Io ti posso assicurare che con il mio plasma da 42" che guardo da una distanza di 1.70m, la differenza con il dvd c'è e non è neppure poca. Il discorso del proiettore è senz'altro giusto, l'esperienza che può offrire è sicuramente superiore a qualunque tv, però io nel mio caso dovrei abbattere la parete del soggiorno per farcelo stare.
Per cui bisogna sempre valutare la cosa nel complesso, dire che i monitor lcd/plasma non bastano mi pare un po estremistico e inesatto, anche loro riescono, in misura minore rispetto ad un proiettore, ad offrire l'alta definizione.
P.S.
Bisogna sempre tenere in considerazione che esiste una distanza corretta di visione, se si compera un 50" e poi lo si guarda da 3 metri e mezzo, difficilmente si noteranno grosse differenze rispetto ad un dvd.
 
Non vorrei fare la parte dell'inesperto o scemo,ma io la differenza tra dvd e materiale hd l'ho notata anche sul mio sharp da 37 pollici (da notare che sono anche miope :) ).Con ciò non tolgo che su un vpr la differenza deve essere abissale.
Concordo poi con theraptus:tra i miei coetanei (ho 17 anni) lo strano sono io (a cui si aggiungono tutti i commenti riguardo ai costi del tutto il sistema).
Ultima precisazione:a mio parere l'ht non 'decolla' perchè non è considerato di moda:non sei un 'pazzo' se spendi 500 euro per un iphone ma sei un cretino se ti compri un blu-ray per il loro costo e cosi avanti.Non so se ho reso l'idea.
 
Non te la prendere Picard, è solo una mia personale opinione,;)
Purtroppo non mi piacciono i monitor con quelle tecnologie, ma è un problema mio.
Mi fa piacere che anche chi ha comprato questo tipo di televisori sia soddisfatto dell'HD e riesca a goderne a pieno.

Andrea
 
Anch'io,con un occhio piu' o meno pratico,sono rimasto di stucco con il mio LCD Sony 46" FullHD piu' di 2 anni fa,quando comprai i primi HD-DVD.Poi pero' con lo schermo la differenza diventa davvero incolmabile.
 
alpy ha detto:
Non te la prendere Picard...
No mi hai frainteso, non me la sono presa, ho solo precisato che non è corretto dire che l'hd si può godere solo con un proiettore, anche con un monitor, alla corretta distanza l'esperienza c'è ed è coinvolgente.
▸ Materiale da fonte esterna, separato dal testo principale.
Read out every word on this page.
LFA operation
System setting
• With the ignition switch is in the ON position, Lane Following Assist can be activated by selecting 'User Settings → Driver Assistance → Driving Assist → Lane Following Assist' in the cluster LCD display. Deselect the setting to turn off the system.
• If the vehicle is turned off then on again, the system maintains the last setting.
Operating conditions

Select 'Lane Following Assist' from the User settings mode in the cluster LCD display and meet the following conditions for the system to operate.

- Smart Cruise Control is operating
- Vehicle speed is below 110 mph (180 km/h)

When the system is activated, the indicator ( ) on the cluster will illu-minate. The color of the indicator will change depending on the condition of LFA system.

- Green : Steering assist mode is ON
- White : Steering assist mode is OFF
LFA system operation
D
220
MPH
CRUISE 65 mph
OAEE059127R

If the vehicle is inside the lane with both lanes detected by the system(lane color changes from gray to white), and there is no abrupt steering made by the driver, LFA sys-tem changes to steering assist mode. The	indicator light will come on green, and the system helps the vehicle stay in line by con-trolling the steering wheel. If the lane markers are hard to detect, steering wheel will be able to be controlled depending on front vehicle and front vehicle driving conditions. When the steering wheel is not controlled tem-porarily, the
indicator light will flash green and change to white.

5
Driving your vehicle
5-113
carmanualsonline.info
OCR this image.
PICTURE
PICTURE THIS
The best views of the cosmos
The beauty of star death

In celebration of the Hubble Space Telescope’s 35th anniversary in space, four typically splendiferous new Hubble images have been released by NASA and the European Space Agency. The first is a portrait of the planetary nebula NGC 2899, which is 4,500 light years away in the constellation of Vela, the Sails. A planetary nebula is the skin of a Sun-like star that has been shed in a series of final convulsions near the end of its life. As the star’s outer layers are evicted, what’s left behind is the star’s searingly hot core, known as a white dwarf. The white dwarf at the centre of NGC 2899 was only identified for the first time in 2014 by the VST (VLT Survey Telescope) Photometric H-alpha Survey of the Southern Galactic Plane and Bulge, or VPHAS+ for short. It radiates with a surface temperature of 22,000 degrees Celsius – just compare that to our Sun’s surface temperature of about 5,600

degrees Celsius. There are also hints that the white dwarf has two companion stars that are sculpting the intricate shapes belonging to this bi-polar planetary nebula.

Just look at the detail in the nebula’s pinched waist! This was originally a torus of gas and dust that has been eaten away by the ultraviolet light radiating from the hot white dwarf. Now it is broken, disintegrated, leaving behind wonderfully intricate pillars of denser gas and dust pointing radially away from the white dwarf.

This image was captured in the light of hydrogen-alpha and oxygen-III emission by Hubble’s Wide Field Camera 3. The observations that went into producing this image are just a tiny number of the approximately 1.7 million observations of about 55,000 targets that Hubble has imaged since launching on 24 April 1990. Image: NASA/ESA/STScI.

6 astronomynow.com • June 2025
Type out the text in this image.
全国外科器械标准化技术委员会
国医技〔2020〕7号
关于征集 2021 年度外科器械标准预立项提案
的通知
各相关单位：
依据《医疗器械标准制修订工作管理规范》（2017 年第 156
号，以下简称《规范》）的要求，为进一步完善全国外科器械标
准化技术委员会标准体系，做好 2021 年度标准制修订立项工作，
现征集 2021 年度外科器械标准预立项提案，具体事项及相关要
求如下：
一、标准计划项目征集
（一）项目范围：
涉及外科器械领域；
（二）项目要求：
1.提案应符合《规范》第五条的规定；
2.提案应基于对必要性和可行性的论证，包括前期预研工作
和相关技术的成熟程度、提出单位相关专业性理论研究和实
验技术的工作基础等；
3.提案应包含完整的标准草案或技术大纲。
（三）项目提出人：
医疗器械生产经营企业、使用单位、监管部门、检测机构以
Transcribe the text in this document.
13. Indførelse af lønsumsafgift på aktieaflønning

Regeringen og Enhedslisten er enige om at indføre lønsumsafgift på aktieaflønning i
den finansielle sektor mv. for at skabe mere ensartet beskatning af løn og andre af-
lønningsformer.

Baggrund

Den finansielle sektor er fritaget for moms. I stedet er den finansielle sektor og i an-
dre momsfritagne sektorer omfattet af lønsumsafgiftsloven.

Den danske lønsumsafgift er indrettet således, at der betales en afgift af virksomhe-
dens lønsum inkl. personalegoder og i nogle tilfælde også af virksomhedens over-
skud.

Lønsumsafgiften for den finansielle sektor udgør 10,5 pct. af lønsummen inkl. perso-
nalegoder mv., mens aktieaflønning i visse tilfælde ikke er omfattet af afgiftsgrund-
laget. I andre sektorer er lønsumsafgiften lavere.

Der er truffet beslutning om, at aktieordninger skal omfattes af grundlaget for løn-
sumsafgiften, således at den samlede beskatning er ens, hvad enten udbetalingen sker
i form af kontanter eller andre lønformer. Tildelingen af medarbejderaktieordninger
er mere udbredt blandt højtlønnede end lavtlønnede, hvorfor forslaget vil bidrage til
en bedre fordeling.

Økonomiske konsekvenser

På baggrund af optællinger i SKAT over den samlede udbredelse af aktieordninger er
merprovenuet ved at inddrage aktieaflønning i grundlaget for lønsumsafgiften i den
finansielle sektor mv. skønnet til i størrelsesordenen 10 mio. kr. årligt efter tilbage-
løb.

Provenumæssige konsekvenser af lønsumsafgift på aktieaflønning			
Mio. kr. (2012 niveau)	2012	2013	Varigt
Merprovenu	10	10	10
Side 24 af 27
Se mi passi il paragone è come dire che una porsche 911 non andrà mai forte come una ferrari 430, che è vero, ma resta comunque un bel viaggiare!:D
 
Costi folli del blu ray a parte, che lo relegano solo agli appassionati. Il fatto è che per un utenza media, quindi includo anche il 50enne medio, un nuovo tv non deve costare più di 800/1500€, e 42" sono già tanti, più grande per loro equivale a brutto! Aggiungiamo che non sono capaci di fare i collegamenti e non gli interessa farlo, (più volte ho visto lettori dvd collegati in video composito, anche da 30enni). Poi l'audio migliore, ma se è già un lusso che colleghino un compattino da 300€ alla tv, in genere se uno non è appassionato non le vuole tutte quelle casse per vedere un film, senza contare che costano gli impianti HT decenti. In ultima aggiungo, che da varie persone portate a guardare un a 3mt un FHD non sono rimaste sorprese e affermavano che si vedeva come a casa loro (parlo di colleghi di lavoro oltre ai miei genitori). Alla fine concludono sempre con: ma mica siamo al cinema, a me basta anche così. Quindi il dvd ha introdotto tanti vantaggi, oltra a quelli video, anche la seccatura di riavvolgere le cassettone, il br, sembra solo uno step evolutivo, e finchè non costerà 150€ il lettore e si noleggeranno solo BR, le persone normali andranno ancora di dvd. Contando che conosco gente che guarda ancora le videocassette ...massìtantomibasta dicono...
 
Per Picard
In realtà non ho scritto che non è percepibile in senso assoluto, ma che per spronare chi è ancora scettico (le tre persone rimanenti citate nell’articolo), forse bisognerebbe rendere questo salto ancora più evidente.
Poi è logico che la differenza tra standard definition e HD è evidente anche per me, con qualsiasi display.
Per quanto riguarda i televisori HD attuali, ne faccio più che altro un discorso di look, nel senso che con un VPR FULL-HD, oltre ad una maggiore qualità generale, si ha un look più cinematografico che con un monitor. Ma questo è un altro discorso ancora.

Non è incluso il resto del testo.